A number of publications are now available describing experience with single agents (Motzer et al, 1994; Bokemeyer et al, 1996, 1999; Sandler et al, 1998; Einhorn et al, 1999; Kollmannsberger et al, 2002a, 2002b) or drug combinations (Miki et al, 2002; Hinton et al, 2002; Madani et al, 2003; Kollmannsberger et al, 2004) in patients with end-stage and cisplatin-refractory disease. Paclitaxel, gemcitabine and oxaliplatin have been evaluated as single agents, and the combinations paclitaxel and gemcitabine (Hinton et al, 2002), oxaliplatin and gemcitabine (Kollmannsberger et al, 2004), cisplatin and irinotecan (Miki et al, 2002) and cisplatin and epirubicin (Madani et al, 2003) as combinations. Comparison of these regimens is not possible because of the heterogeneous nature of the groups treated. However, the achievement of ongoing complete remission in a proportion of cases receiving all four described drug combinations is certainly a provocative finding.

How should contemporary patients relapsing after first-line chemotherapy be treated? There is no definite answer. The single randomised trial showing no benefit to high-dose treatment has been criticised as only one cycle of high-dose treatment was used. Patients in a good prognosis group can still reasonably be treated with standard-dose salvage regimens. Further prospective randomised trials are indicated but would clearly need to be international. Entry of these patients into prospective studies wherever possible is indicated.
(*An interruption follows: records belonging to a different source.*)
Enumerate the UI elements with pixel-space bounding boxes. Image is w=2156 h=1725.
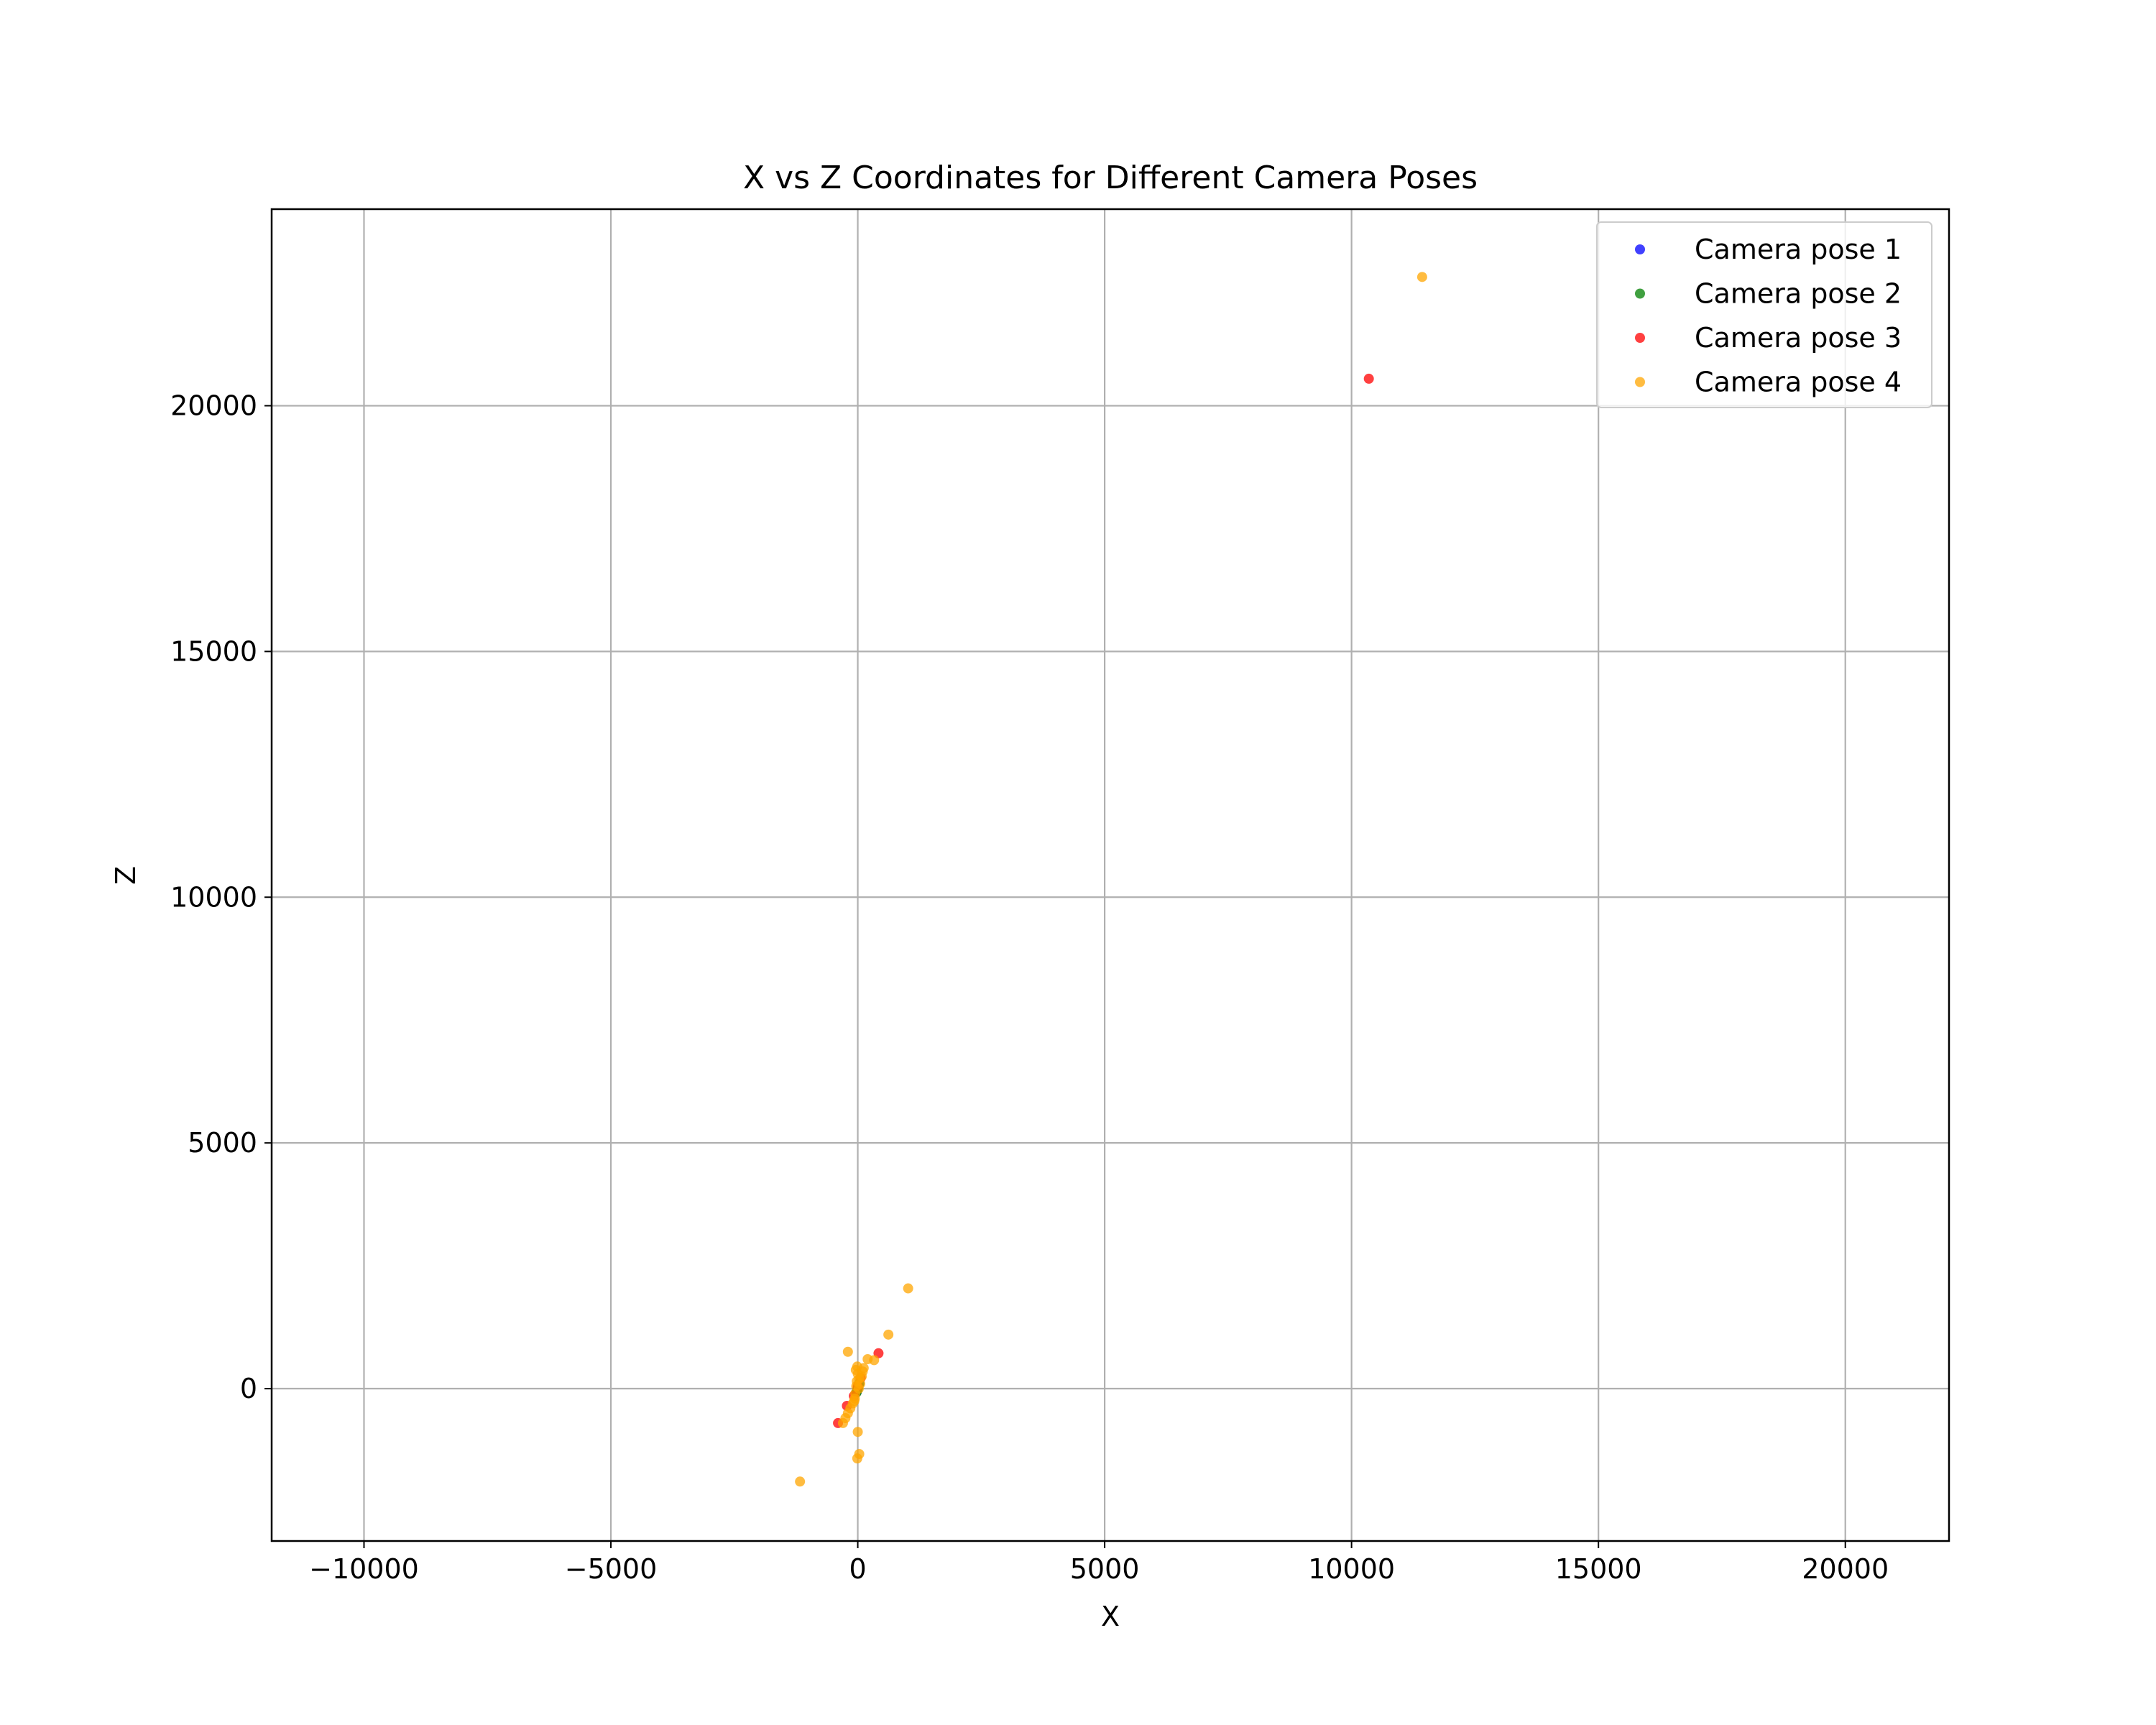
legend-marker-camera-pose-4 (1635, 377, 1645, 387)
camera-pose-4-point (857, 1371, 867, 1381)
camera-pose-4-point (795, 1476, 806, 1487)
x-tick-label: 15000 (1555, 1553, 1642, 1585)
y-tick-label: 20000 (170, 390, 257, 422)
legend-label-camera-pose-1: Camera pose 1 (1695, 234, 1902, 265)
chart-title: X vs Z Coordinates for Different Camera … (743, 160, 1478, 196)
camera-pose-4-point (852, 1453, 862, 1464)
grid (272, 209, 1949, 1541)
camera-pose-4-point (883, 1329, 894, 1340)
x-tick-label: −5000 (565, 1553, 658, 1585)
camera-pose-4-point (1416, 272, 1427, 282)
y-axis-label: Z (110, 866, 142, 885)
camera-pose-4-point (842, 1346, 853, 1357)
legend-box (1596, 221, 1932, 408)
x-tick-label: 0 (849, 1553, 866, 1585)
legend-marker-camera-pose-3 (1635, 333, 1645, 343)
legend-label-camera-pose-3: Camera pose 3 (1695, 322, 1902, 354)
legend-marker-camera-pose-1 (1635, 244, 1645, 254)
camera-pose-4-point (903, 1283, 913, 1294)
x-tick-label: 20000 (1802, 1553, 1889, 1585)
y-tick-label: 15000 (170, 635, 257, 667)
camera-pose-4-point (858, 1363, 869, 1374)
data-points (795, 272, 1427, 1487)
x-tick-label: 5000 (1070, 1553, 1140, 1585)
camera-pose-4-point (837, 1417, 848, 1428)
camera-pose-3-point (1363, 373, 1374, 384)
y-tick-label: 10000 (170, 881, 257, 913)
legend-label-camera-pose-4: Camera pose 4 (1695, 367, 1902, 398)
y-tick-label: 5000 (188, 1127, 257, 1159)
y-tick-label: 0 (240, 1373, 257, 1404)
x-tick-label: −10000 (309, 1553, 419, 1585)
camera-pose-4-point (850, 1365, 861, 1376)
legend: Camera pose 1 Camera pose 2 Camera pose 3 C… (1596, 221, 1932, 408)
camera-pose-4-point (852, 1427, 863, 1438)
camera-pose-4-point (849, 1396, 860, 1407)
axis-ticks: −10000 −5000 0 5000 10000 15000 20000 0 5000 1000… (170, 390, 1889, 1585)
x-axis-label: X (1101, 1601, 1120, 1632)
camera-pose-4-point (869, 1355, 880, 1366)
x-tick-label: 10000 (1308, 1553, 1395, 1585)
plot-frame (270, 208, 1950, 1542)
legend-marker-camera-pose-2 (1635, 288, 1645, 299)
legend-label-camera-pose-2: Camera pose 2 (1695, 278, 1902, 310)
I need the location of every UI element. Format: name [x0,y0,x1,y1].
In conclusion, our multicentre experience of TIP chemotherapy demonstrates that a substantial proportion of patients, particularly those in the MSKCC favourable group, can achieve long-term FFS. The results of patients with early relapse or those failing to respond satisfactorily to initial BEP are poor and alternative treatment approaches are clearly required. In a future study, we plan to intensify TIP, firstly by avoiding dose reductions by use of growth factors and secondly through the addition of gemcitabine.